There are gunshots from the woods surrounding my house, my childhood house. We live enclosed by red boled pines, birches, spruce in dizzying groves. I am five years old and already engaged in a task beyond my choosing: I'm sitting perfectly alone amidst the trees.
Across the meadow a 38 caliber pistol is being employed by my parent's neighbor--a lawyer by trade, a man with a white Thunderbird convertible, whose own home is hidden by a stockade fence. He has gone to the open field with a gun in his hand and a flock of children at his heels, for it is his intention to give a fair impression of heroism by shooting snakes in the perfect July weather. He has walked with purpose through the blazing flowers of a New Hampshire summer to look for copperheads.
I'd asked that morning if I could come. The neighborhood's children had been gathered in such a way, spinning their cocoon of shared secrets. What was going to happen?
"My Dad's going to shoot snakes," said Galen, "and you can't come!"
Galen is perhaps a year older than I am. He's a rangy kid, always running, the kind of boy whose brain would give off sparks if the world was dark enough.
"You can't come because you're blind!"
"Yeah," says another, "you might get hurt!"
A pine cone hits me in the chest.
"Look! He didn't even see that coming!"
"A snake might bite him!"
Then they were gone.
I stood and fixed the world's oldest look on space before turning to find my way among the trees, navigating through color and odor. Across the field the gunshots are compressed: open space gives them a dull quality.

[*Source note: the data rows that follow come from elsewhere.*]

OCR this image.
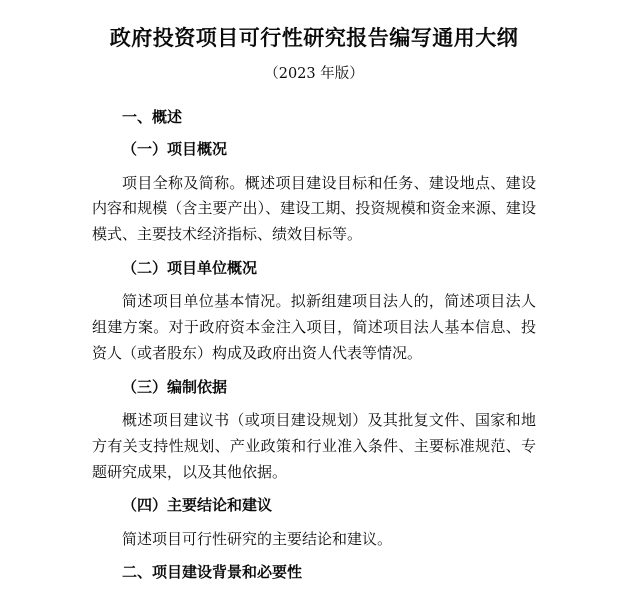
政府投资项目可行性研究报告编写通用大纲

（2023 年版）

一、概述

（一）项目概况

项目全称及简称。概述项目建设目标和任务、建设地点、建设内容和规模（含主要产出）、建设工期、投资规模和资金来源、建设模式、主要技术经济指标、绩效目标等。

（二）项目单位概况

简述项目单位基本情况。拟新组建项目法人的，简述项目法人组建方案。对于政府资本金注入项目，简述项目法人基本信息、投资人（或者股东）构成及政府出资人代表等情况。

（三）编制依据

概述项目建议书（或项目建设规划）及其批复文件、国家和地方有关支持性规划、产业政策和行业准入条件、主要标准规范、专题研究成果，以及其他依据。

（四）主要结论和建议

简述项目可行性研究的主要结论和建议。

二、项目建设背景和必要性
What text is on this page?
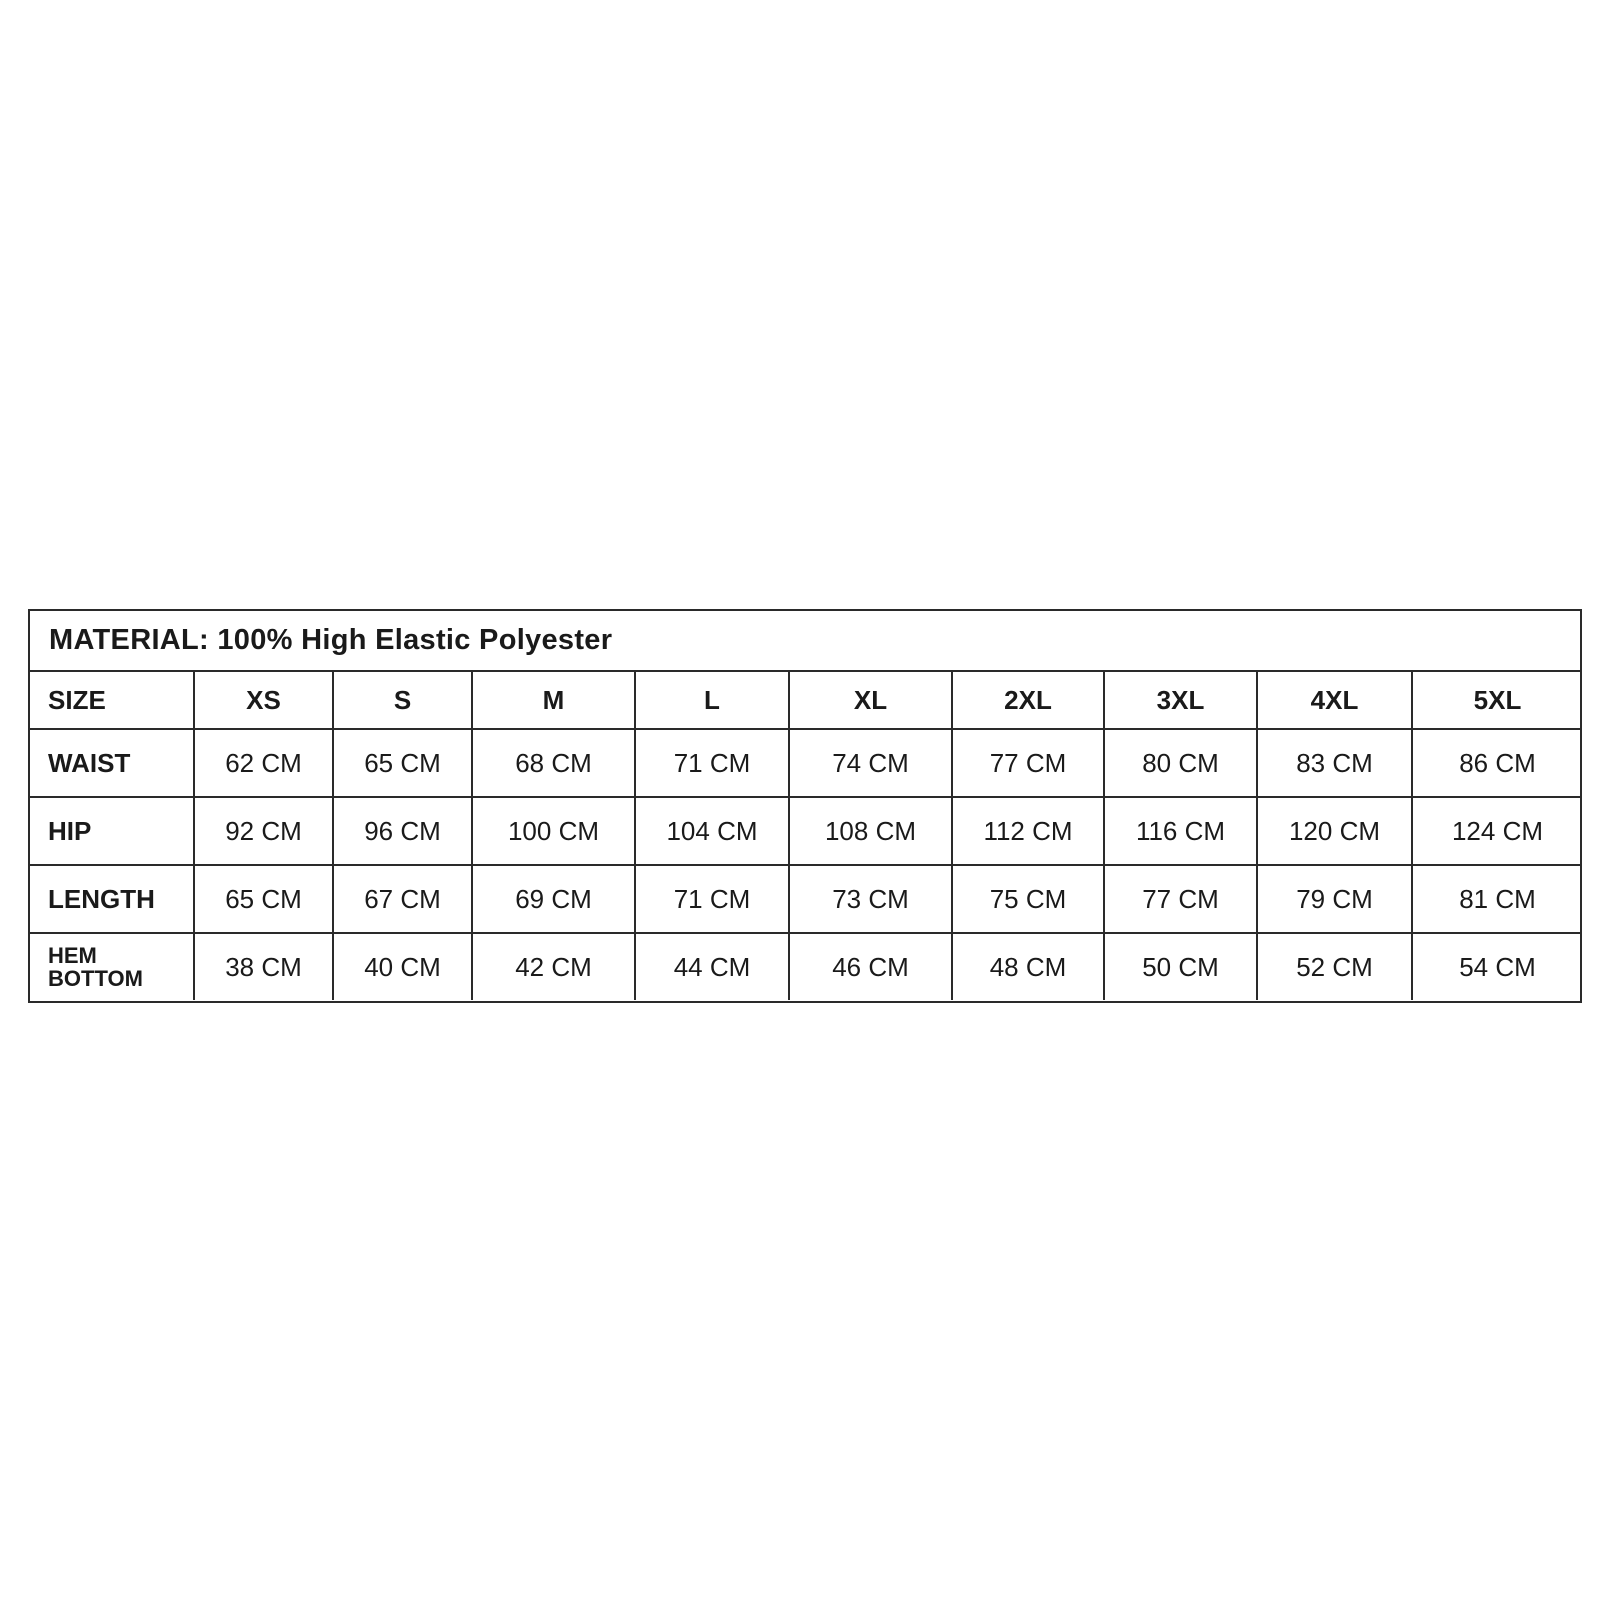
MATERIAL: 100% High Elastic Polyester
SIZE	XS	S	M	L	XL	2XL	3XL	4XL	5XL
WAIST	62 CM	65 CM	68 CM	71 CM	74 CM	77 CM	80 CM	83 CM	86 CM
HIP	92 CM	96 CM	100 CM	104 CM	108 CM	112 CM	116 CM	120 CM	124 CM
LENGTH	65 CM	67 CM	69 CM	71 CM	73 CM	75 CM	77 CM	79 CM	81 CM

HEM
BOTTOM	38 CM	40 CM	42 CM	44 CM	46 CM	48 CM	50 CM	52 CM	54 CM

Earlier that day I'd stood at the walls of Galen's fortress, the great stockaded fence his father had erected for god knows what reason since the house was additionally screened by trees.
"You can't come in here, you wear glasses!" There was a noise of crackling wood and then a rain of sticks and acorns.
"My mother sent me, she needs sugar!" (My mother never needed sugar in her life. I've been sent to the neighboring duchy with the hope that I'll be admitted.)
I have walked dryly forward to the gate of a bully, a blind kid with a cup in his hand. I'm burning like a magnifying lens, hunched in self-defense.Now there is a hail of pebbles. Other voices joining in.
"It's Mr. Magoo!"
"Magoo!"
I am unsteady now from the adrenaline in my legs.
"Magoo" is a prime-time television show about a man whose blindness is a running joke. He tries to see though of course he doesn't see at all.